By ENVIRONMENT CORRESPONDENT
Wildlife crime was recognized as a priority by the 12 range country leaders at the 2nd International Forum on Snow Leopard and Ecosystem Conservation.
The Bishkek Declaration 2017, endorsed by the 12 Snow Leopard range countries, reiterates the commitments first made in 2013, when leaders set an ambitious goal of securing 20 snow leopard landscapes by 2020.
At the halfway point in that timeline, while countries have identified an encouraging 23 priority landscapes, there remains much that needs to be achieved to combat threats posed by climate change, infrastructure development, and natural resource extraction – as well as poaching and trafficking of snow leopards.
At the Science Symposium which preceded the summit, TRAFFIC presented to delegates the results of the 2016 report An Ounce of Prevention: Snow Leopard Crime Revisited, which revealed the alarming scale at which Snow Leopards are illegally killed each year. Expert opinions compiled as part of TRAFFIC’s research estimated that between 221-450 Snow Leopard individuals are killed annually, and that up to 108-221 may enter illegal trade per year.
Given the elusive nature of Snow Leopards, many killings are also opportunistic with illegal derivatives such as skins and bones entering illegal trade as a result. The closure of open markets and increased trade monitoring will help reduce the potential for poachers and traffickers reaping rewards from opportunistic killings, alongside measures to enhance anti-poaching, detection and conviction efforts.

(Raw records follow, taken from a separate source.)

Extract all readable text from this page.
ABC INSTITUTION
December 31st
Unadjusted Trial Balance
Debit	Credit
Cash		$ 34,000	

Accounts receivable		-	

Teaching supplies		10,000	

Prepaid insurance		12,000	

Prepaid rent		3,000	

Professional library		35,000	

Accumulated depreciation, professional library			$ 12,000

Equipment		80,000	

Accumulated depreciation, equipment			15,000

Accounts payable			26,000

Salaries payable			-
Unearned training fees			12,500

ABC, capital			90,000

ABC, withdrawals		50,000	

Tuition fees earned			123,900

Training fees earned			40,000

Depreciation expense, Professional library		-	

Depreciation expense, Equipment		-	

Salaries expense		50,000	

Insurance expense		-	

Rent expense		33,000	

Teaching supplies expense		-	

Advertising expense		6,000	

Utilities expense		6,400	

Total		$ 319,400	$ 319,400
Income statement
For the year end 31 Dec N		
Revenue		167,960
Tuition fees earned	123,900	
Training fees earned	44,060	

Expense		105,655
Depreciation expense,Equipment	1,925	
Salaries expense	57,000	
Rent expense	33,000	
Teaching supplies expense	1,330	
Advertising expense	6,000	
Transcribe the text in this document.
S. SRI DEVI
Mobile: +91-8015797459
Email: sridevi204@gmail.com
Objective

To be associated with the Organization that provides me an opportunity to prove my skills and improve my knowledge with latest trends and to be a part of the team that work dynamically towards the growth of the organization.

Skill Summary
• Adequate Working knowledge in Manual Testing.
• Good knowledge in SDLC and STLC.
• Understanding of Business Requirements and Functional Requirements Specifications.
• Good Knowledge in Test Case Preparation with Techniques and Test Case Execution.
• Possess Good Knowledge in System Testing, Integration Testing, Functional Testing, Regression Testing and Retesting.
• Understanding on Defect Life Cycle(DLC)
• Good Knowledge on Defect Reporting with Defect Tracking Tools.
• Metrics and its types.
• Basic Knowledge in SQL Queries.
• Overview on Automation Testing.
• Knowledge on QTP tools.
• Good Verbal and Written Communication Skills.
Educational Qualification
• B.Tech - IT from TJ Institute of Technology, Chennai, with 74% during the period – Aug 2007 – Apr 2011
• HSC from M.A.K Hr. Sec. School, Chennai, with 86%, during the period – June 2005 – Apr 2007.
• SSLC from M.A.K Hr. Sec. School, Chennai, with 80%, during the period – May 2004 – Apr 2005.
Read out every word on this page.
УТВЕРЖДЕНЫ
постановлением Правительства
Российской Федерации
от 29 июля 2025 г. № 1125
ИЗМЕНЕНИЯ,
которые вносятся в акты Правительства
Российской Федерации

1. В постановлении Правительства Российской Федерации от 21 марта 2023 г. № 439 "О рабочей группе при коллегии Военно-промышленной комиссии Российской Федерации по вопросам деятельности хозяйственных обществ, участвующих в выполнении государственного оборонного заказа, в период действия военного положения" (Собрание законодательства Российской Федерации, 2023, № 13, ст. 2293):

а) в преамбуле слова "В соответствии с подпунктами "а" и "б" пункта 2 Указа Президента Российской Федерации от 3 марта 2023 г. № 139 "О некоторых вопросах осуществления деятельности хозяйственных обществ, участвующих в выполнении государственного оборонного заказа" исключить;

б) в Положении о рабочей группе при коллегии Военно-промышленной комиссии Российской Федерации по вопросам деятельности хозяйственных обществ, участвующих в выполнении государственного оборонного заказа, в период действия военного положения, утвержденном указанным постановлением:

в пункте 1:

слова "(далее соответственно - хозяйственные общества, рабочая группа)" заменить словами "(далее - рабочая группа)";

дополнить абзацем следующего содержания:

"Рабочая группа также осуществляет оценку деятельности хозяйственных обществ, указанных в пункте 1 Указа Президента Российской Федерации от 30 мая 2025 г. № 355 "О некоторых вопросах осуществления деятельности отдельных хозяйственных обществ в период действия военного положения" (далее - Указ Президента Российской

“Based on our research, the most effective intervention is likely at the source where human-wildlife conflict and retaliatory killings are the leading cause of Snow Leopard mortality,’’ James Compton, TRAFFIC’s Senior Director for Asia, told the symposium. “However, seizures examples persist where parts from multiple snow leopards are involved in a single incident – which we believe indicates organized trafficking.”
The Bishkek Declaration 2017 notes the importance of information management via wildlife crime databases, and the strengthening of enforcement networking in order to combat poaching and illegal wildlife trade. Representatives from the CITES Secretariat and INTERPOL were among inter-governmental agenices represented at the Forum, and emphazised the support from the International Consortium on Combating Wildlife Crime (ICCWC), which also includes the United Nations Office on Drugs and Crime (UNODC), World Bank and World Customs Organisation (WCO).
‘Along with wildlife crime databases, the key issue is intelligence-led law enforcement actions on the ground,’ said Alfredo Phoenix, INTERPOL Environmental Security Co-ordinator for Wildlife. ‘Enhanced capacity of enforcement agencies and effective networking between them nationally and at the regional level is of paramount importance to disrupt wildlife trafficking, to seize contraband and conduct thorough investigations into who is driving the illegal trade.’
In an encouraging move ahead of the summit, Nepal made conservation history by becoming the first country to launch its climate-smart Snow Leopard landscape management plan. The plan leads the way in safeguarding the species and its habitat and sets a benchmark for other Snow Leopard range countries to follow.
Financial support for the research and publication of TRAFFIC’s report was provided by the WWF Conservation and Adaptation in Asia’s High Mountain Landscapes and Communities Project, funded by the United States Agency for International Development (USAID).